We only consider UK-resident trusts below, not those resident overseas.

Bare trusts

Beneficiaries of bare trusts must include income of the trust as part of their total income. If you are a Scottish taxpayer, and you are the beneficiary of a bare trust arrangement, you are liable to Scottish income tax (the SRIT in 2016/17) on non-savings income of the bare trust.

Discretionary and accumulation trusts

Income payments from discretionary trusts are always treated as non-savings income. If you are a Scottish taxpayer and you receive income payments from a discretionary trust, you are liable to Scottish income tax (the SRIT in 2016/17) on this income. The income is treated as being received net of tax at the trust rate – so there is a tax credit of 45%.

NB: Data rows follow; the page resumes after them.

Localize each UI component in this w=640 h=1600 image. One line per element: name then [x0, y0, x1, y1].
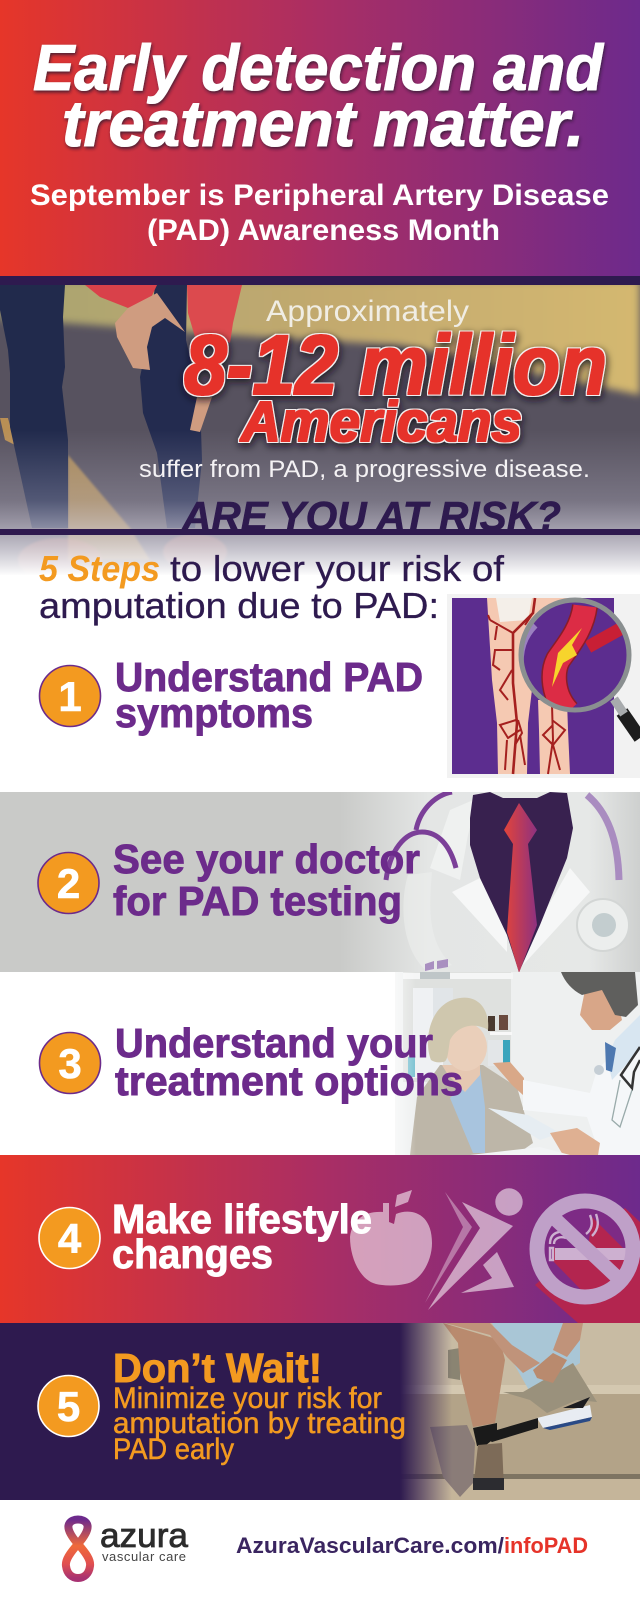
intro heading: to lower your risk of — [170, 548, 505, 589]
illustration: leg arteries with magnifier — [447, 594, 640, 778]
intro heading — [39, 548, 505, 626]
title: Early detection and — [33, 31, 604, 104]
website url: infoPAD — [504, 1533, 588, 1558]
step 5 body: Minimize your risk for — [113, 1382, 382, 1415]
panel: step 4 — [0, 1155, 640, 1330]
panel: road photo with statistic — [0, 280, 640, 585]
subtitle: (PAD) Awareness Month — [147, 214, 500, 247]
number badge 3 — [40, 1032, 100, 1094]
number badge 4 — [39, 1208, 100, 1268]
website url: AzuraVascularCare.com/ — [236, 1533, 504, 1558]
text: suffer from PAD: suffer from PAD, a progressive disease. — [139, 456, 590, 483]
icon: apple — [350, 1190, 432, 1286]
number badge 1 — [40, 666, 100, 726]
step 1 heading — [115, 654, 423, 736]
step 1 heading: Understand PAD — [115, 654, 423, 700]
panel: step 2 — [0, 792, 640, 973]
step 3 heading — [115, 1020, 463, 1104]
divider bar top — [0, 276, 640, 285]
icon: no smoking — [535, 1201, 640, 1330]
text: Approximately: Approximately — [266, 295, 469, 328]
header banner — [0, 0, 640, 276]
number badge 5: 5 — [57, 1383, 80, 1430]
logo: azura vascular care — [66, 1517, 188, 1578]
icon: runner — [425, 1188, 523, 1310]
number badge 3: 3 — [58, 1040, 82, 1087]
step 5 heading: Don’t Wait! — [113, 1345, 322, 1391]
photo: doctor with patient — [380, 972, 640, 1155]
step 2 heading — [113, 836, 420, 924]
statistic: 8-12 million: 8-12 million — [184, 318, 607, 412]
panel: step 1 — [39, 548, 640, 778]
step 5 body — [113, 1382, 406, 1466]
statistic: Americans: Americans — [239, 390, 522, 454]
subtitle — [30, 179, 609, 247]
panel: step 5 — [0, 1323, 640, 1500]
illustration: doctor coat with stethoscope — [386, 792, 629, 973]
photo: seated man with prosthetic leg — [400, 1323, 640, 1500]
number badge 2: 2 — [57, 860, 80, 907]
step 5 body: PAD early — [113, 1433, 234, 1466]
number badge 4: 4 — [58, 1215, 82, 1262]
title — [33, 31, 604, 160]
divider bar lower — [0, 529, 640, 535]
step 4 heading — [112, 1196, 372, 1277]
panel: step 3 — [0, 972, 640, 1155]
number badge 2 — [38, 852, 99, 914]
logo: azura vascular care: azura — [100, 1517, 188, 1555]
step 1 heading: symptoms — [115, 690, 313, 736]
step 3 heading: treatment options — [115, 1058, 463, 1104]
text: are you at risk: ARE YOU AT RISK? — [181, 493, 561, 539]
subtitle: September is Peripheral Artery Disease — [30, 179, 609, 212]
step 4 heading: Make lifestyle — [112, 1196, 372, 1242]
step 4 heading: changes — [112, 1231, 273, 1277]
intro heading: amputation due to PAD: — [39, 585, 439, 626]
footer — [0, 1500, 640, 1600]
photo: runner holding leg on road — [0, 280, 640, 585]
step 2 heading: See your doctor — [113, 836, 420, 882]
intro heading: 5 Steps — [39, 548, 160, 589]
number badge 5 — [38, 1376, 99, 1436]
title: treatment matter. — [62, 87, 584, 160]
logo: azura vascular care: vascular care — [102, 1549, 186, 1564]
step 5 body: amputation by treating — [113, 1407, 406, 1440]
step 3 heading: Understand your — [115, 1020, 433, 1066]
number badge 1: 1 — [58, 673, 82, 720]
step 2 heading: for PAD testing — [113, 878, 402, 924]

Deceased estates and interest in possession trusts

You can receive either savings or non-savings income from a deceased estate or an interest in possession trust. In both cases, you receive the income net of UK basic rate income tax (20%).

If you are a Scottish taxpayer and you receive savings income from a deceased estate or interest in possession trust, you are liable to UK main rates of income tax on this income.

If you are a Scottish taxpayer and you receive non-savings income from a deceased estate or interest in possession trust, you are liable to pay tax according to the Scottish rates (the SRIT in 2016/17) on this income.

Settlor interested trusts
These are trusts where the settlor or certain family members can benefit from the trust. The trustees must pay tax on income of the trust at the appropriate rate.

The settlor is liable to income tax on the income and receives a tax credit for the tax paid by the trustees. If the settlor is a Scottish taxpayer, they will be liable to pay tax according to the Scottish rates and bands (the SRIT in 2016/17).